Les conflits dans les zones de pêche au Sénégal sont complexes et résultent de plusieurs facteurs socio-économiques, environnementaux et réglementaires. Les eaux sénégalaises sont riches en poissons, mais la surexploitation menace gravement les ressources halieutiques. La pêche intensive, tant par des navires industriels étrangers que par des pêcheurs locaux, a provoqué une diminution des stocks de poissons et favorisé l’émigration irrégulière. Cela engendre une forte compétition entre les différents acteurs. D’ailleurs, les pêcheurs artisanaux, qui utilisent des techniques de pêche plus traditionnelles et respectueuses de l’environnement, se sentent menacés par les grandes entreprises de pêche industrielle. Ces dernières, souvent étrangères, utilisent des méthodes de pêche intensives (chalutiers, filets dérivants) qui capturent une grande quantité de poissons en peu de temps, contribuant à la dégradation.
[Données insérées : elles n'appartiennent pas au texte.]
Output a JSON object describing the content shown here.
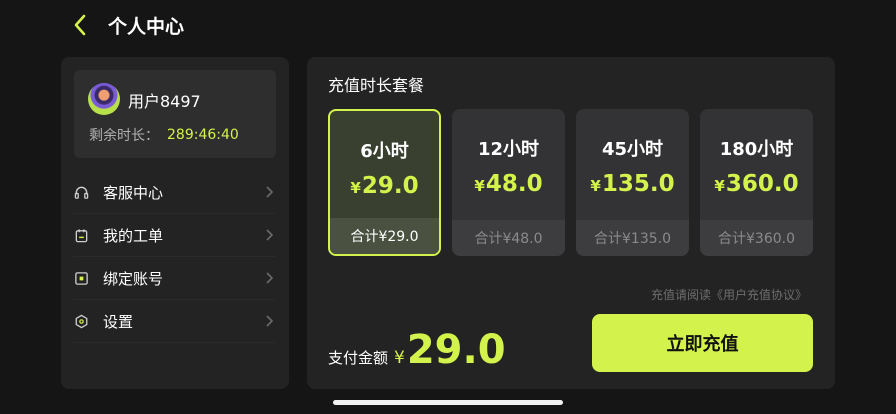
{
  "header": {
    "title": "个人中心",
    "back_icon": "chevron-left-icon"
  },
  "user": {
    "name": "用户8497",
    "remaining_label": "剩余时长：",
    "remaining_value": "289:46:40"
  },
  "menu": [
    {
      "label": "客服中心",
      "icon": "headset-icon"
    },
    {
      "label": "我的工单",
      "icon": "clipboard-icon"
    },
    {
      "label": "绑定账号",
      "icon": "link-account-icon"
    },
    {
      "label": "设置",
      "icon": "settings-hexagon-icon"
    }
  ],
  "packages": {
    "title": "充值时长套餐",
    "items": [
      {
        "hours": "6小时",
        "price": "29.0",
        "total": "合计¥29.0",
        "selected": true
      },
      {
        "hours": "12小时",
        "price": "48.0",
        "total": "合计¥48.0",
        "selected": false
      },
      {
        "hours": "45小时",
        "price": "135.0",
        "total": "合计¥135.0",
        "selected": false
      },
      {
        "hours": "180小时",
        "price": "360.0",
        "total": "合计¥360.0",
        "selected": false
      }
    ],
    "currency": "¥"
  },
  "agreement": "充值请阅读《用户充值协议》",
  "payment": {
    "label": "支付金额",
    "currency": "¥",
    "amount": "29.0"
  },
  "recharge_button": "立即充值",
  "colors": {
    "accent": "#d4f24c",
    "background": "#151515",
    "panel": "#232323"
  }
}
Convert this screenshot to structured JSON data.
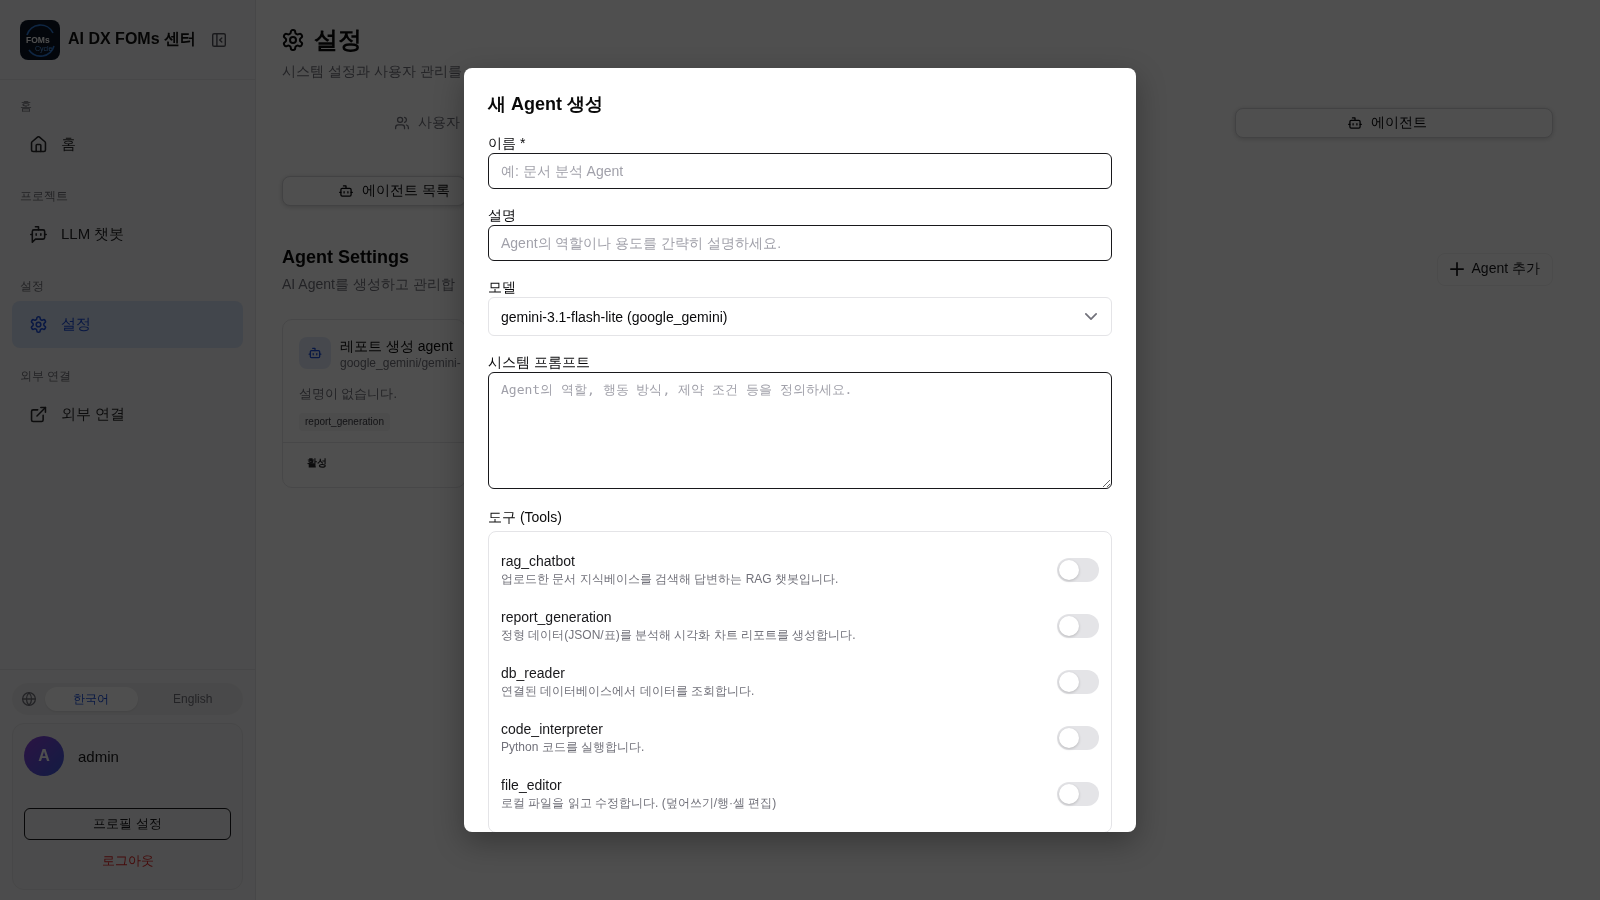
{
  "sidebar": {
    "brand": {
      "logo_words": [
        "FOMs",
        "Cycle"
      ],
      "title": "AI DX FOMs 센터"
    },
    "sections": [
      {
        "label": "홈",
        "items": [
          {
            "kind": "home",
            "label": "홈",
            "selected": false
          }
        ]
      },
      {
        "label": "프로젝트",
        "items": [
          {
            "kind": "chatbot",
            "label": "LLM 챗봇",
            "selected": false
          }
        ]
      },
      {
        "label": "설정",
        "items": [
          {
            "kind": "settings",
            "label": "설정",
            "selected": true
          }
        ]
      },
      {
        "label": "외부 연결",
        "items": [
          {
            "kind": "link",
            "label": "외부 연결",
            "selected": false
          }
        ]
      }
    ],
    "languages": [
      {
        "label": "한국어",
        "selected": true
      },
      {
        "label": "English",
        "selected": false
      }
    ],
    "user": {
      "initial": "A",
      "name": "admin",
      "profile_button": "프로필 설정",
      "logout": "로그아웃"
    }
  },
  "page": {
    "title": "설정",
    "subtitle": "시스템 설정과 사용자 관리를",
    "tabs": [
      {
        "kind": "users",
        "label": "사용자",
        "selected": false
      },
      {
        "kind": "agents",
        "label": "에이전트",
        "selected": true
      }
    ],
    "sub_tabs": [
      {
        "kind": "agents",
        "label": "에이전트 목록",
        "selected": true
      }
    ],
    "section": {
      "title": "Agent Settings",
      "subtitle": "AI Agent를 생성하고 관리합",
      "add_button": "Agent 추가"
    },
    "agents": [
      {
        "name": "레포트 생성 agent",
        "model": "google_gemini/gemini-",
        "description": "설명이 없습니다.",
        "tools": [
          "report_generation"
        ],
        "status": "활성"
      }
    ]
  },
  "dialog": {
    "title": "새 Agent 생성",
    "fields": [
      {
        "kind": "text",
        "label": "이름 *",
        "placeholder": "예: 문서 분석 Agent"
      },
      {
        "kind": "text",
        "label": "설명",
        "placeholder": "Agent의 역할이나 용도를 간략히 설명하세요."
      },
      {
        "kind": "select",
        "label": "모델",
        "value": "gemini-3.1-flash-lite (google_gemini)"
      },
      {
        "kind": "textarea",
        "label": "시스템 프롬프트",
        "placeholder": "Agent의 역할, 행동 방식, 제약 조건 등을 정의하세요."
      }
    ],
    "tools_label": "도구 (Tools)",
    "tools": [
      {
        "name": "rag_chatbot",
        "description": "업로드한 문서 지식베이스를 검색해 답변하는 RAG 챗봇입니다.",
        "on": false
      },
      {
        "name": "report_generation",
        "description": "정형 데이터(JSON/표)를 분석해 시각화 차트 리포트를 생성합니다.",
        "on": false
      },
      {
        "name": "db_reader",
        "description": "연결된 데이터베이스에서 데이터를 조회합니다.",
        "on": false
      },
      {
        "name": "code_interpreter",
        "description": "Python 코드를 실행합니다.",
        "on": false
      },
      {
        "name": "file_editor",
        "description": "로컬 파일을 읽고 수정합니다. (덮어쓰기/행·셀 편집)",
        "on": false
      }
    ]
  }
}
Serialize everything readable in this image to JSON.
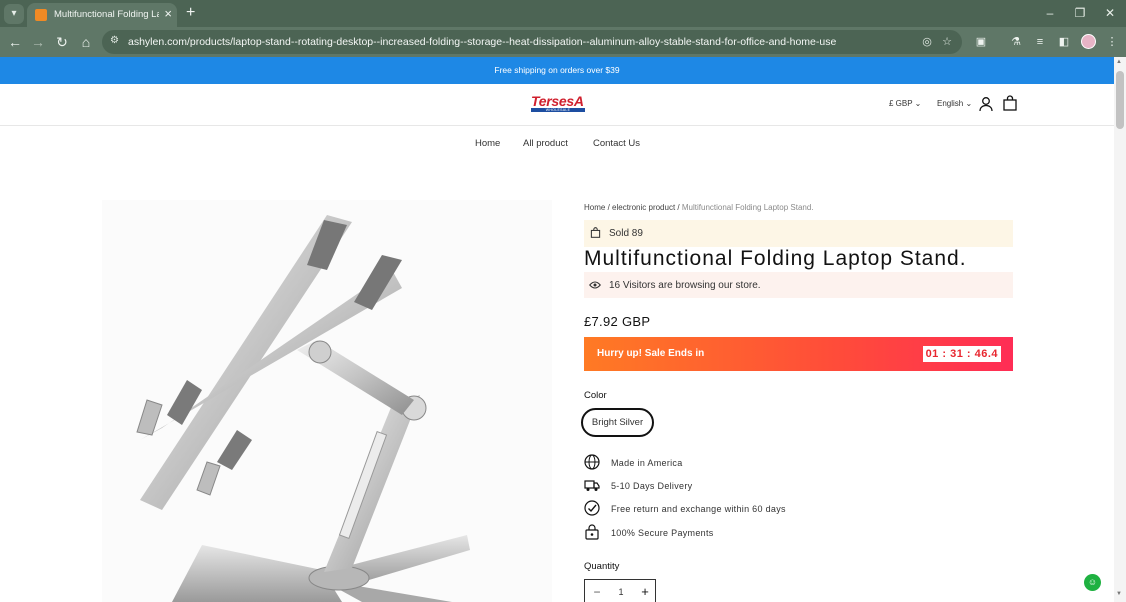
{
  "browser": {
    "tab_title": "Multifunctional Folding Laptop Stand.",
    "url": "ashylen.com/products/laptop-stand--rotating-desktop--increased-folding--storage--heat-dissipation--aluminum-alloy-stable-stand-for-office-and-home-use",
    "icons": [
      "tab-menu-icon",
      "close-icon",
      "plus-icon",
      "minimize-icon",
      "restore-icon",
      "back-icon",
      "forward-icon",
      "reload-icon",
      "home-icon",
      "site-info-icon",
      "eye-off-icon",
      "star-icon",
      "extensions-icon",
      "labs-icon",
      "media-icon",
      "sidebar-icon",
      "more-icon"
    ]
  },
  "announcement": {
    "text": "Free shipping on orders over $39"
  },
  "header": {
    "logo_text": "TersesA",
    "logo_subtext": "WHOLESALE",
    "currency": "£ GBP",
    "language": "English"
  },
  "menu": [
    "Home",
    "All product",
    "Contact Us"
  ],
  "breadcrumb": {
    "home": "Home",
    "category": "electronic product",
    "current": "Multifunctional Folding Laptop Stand."
  },
  "product": {
    "sold": "Sold 89",
    "title": "Multifunctional Folding Laptop Stand.",
    "visitors": "16 Visitors are browsing our store.",
    "price": "£7.92 GBP",
    "sale_text": "Hurry up! Sale Ends in",
    "countdown": "01 : 31 : 46.4",
    "color_label": "Color",
    "color_option": "Bright Silver",
    "features": [
      "Made in America",
      "5-10 Days Delivery",
      "Free return and exchange within 60 days",
      "100% Secure Payments"
    ],
    "quantity_label": "Quantity",
    "quantity": "1"
  },
  "colors": {
    "announcement_bg": "#1e88e5",
    "accent_red": "#e8262f",
    "sold_bg": "#fdf6e6",
    "visitors_bg": "#fdf2ee"
  }
}
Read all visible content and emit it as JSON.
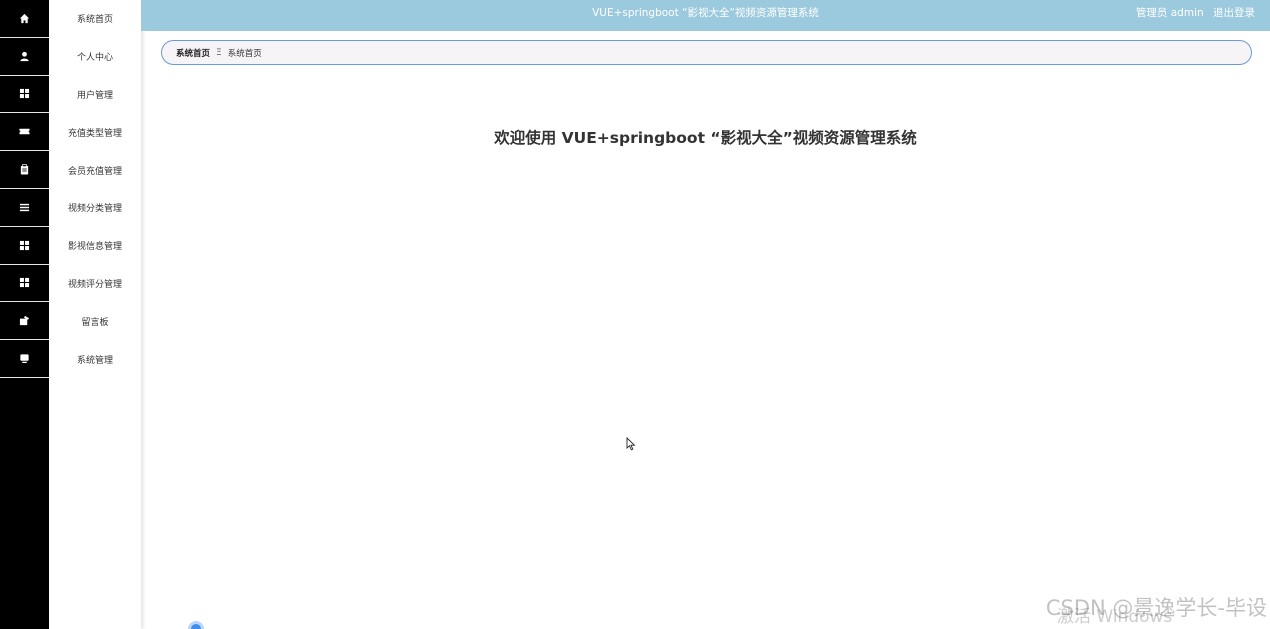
{
  "header": {
    "title": "VUE+springboot “影视大全”视频资源管理系统",
    "user_label": "管理员 admin",
    "logout": "退出登录"
  },
  "sidebar": {
    "items": [
      {
        "label": "系统首页",
        "icon": "home-icon"
      },
      {
        "label": "个人中心",
        "icon": "user-icon"
      },
      {
        "label": "用户管理",
        "icon": "grid-icon"
      },
      {
        "label": "充值类型管理",
        "icon": "ticket-icon"
      },
      {
        "label": "会员充值管理",
        "icon": "clipboard-icon"
      },
      {
        "label": "视频分类管理",
        "icon": "list-icon"
      },
      {
        "label": "影视信息管理",
        "icon": "grid-icon"
      },
      {
        "label": "视频评分管理",
        "icon": "grid-icon"
      },
      {
        "label": "留言板",
        "icon": "message-icon"
      },
      {
        "label": "系统管理",
        "icon": "monitor-icon"
      }
    ]
  },
  "breadcrumb": {
    "home": "系统首页",
    "separator": "Ξ",
    "current": "系统首页"
  },
  "main": {
    "welcome": "欢迎使用 VUE+springboot “影视大全”视频资源管理系统"
  },
  "watermark": {
    "text": "CSDN @景逸学长-毕设",
    "os_text": "激活 Windows"
  },
  "colors": {
    "header_bg": "#9bc9dd",
    "rail_bg": "#000000",
    "breadcrumb_border": "#6a9ad7"
  }
}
Où se trouve la limite en haute mer ? Pour mieux organiser l’espace maritime sénégalais, la loi n°2015-18 du 13 juillet 2015 portant Code de la pêche maritime, en ses articles 39 à 51, définit les différentes zones de pêche autorisées en fonction des catégories de licences et des options. Ainsi, dans le Code de la pêche, tout navire qui vient au Sénégal pour pêcher doit disposer d’une licence pour exploiter la ressource.
Ces zones de pêche sont déterminées à partir d’une ligne de référence joignant les points de référence (P1, P2, P3, P4, P5, P6) obtenus suite à des levés hydrographiques réalisés par les services compétents. En ce qui concerne les parties situées hors de ces points de référence, les zones de pêche sont mesurées à partir de la laisse de basse mer (là où la mer s’étend lors de la marée basse en dehors des conditions particulières).
Toutefois, si nécessaire, le ministre de la Pêche peut procéder à la fermeture d’une zone de pêche. Malgré ces dispositions, des conflits surviennent entre des acteurs de la pêche artisanale et de la pêche industrielle, avec des bateaux qui heurtent souvent des pirogues ou parfois qui accrochent leurs filets au point de leur causer beaucoup de dommages.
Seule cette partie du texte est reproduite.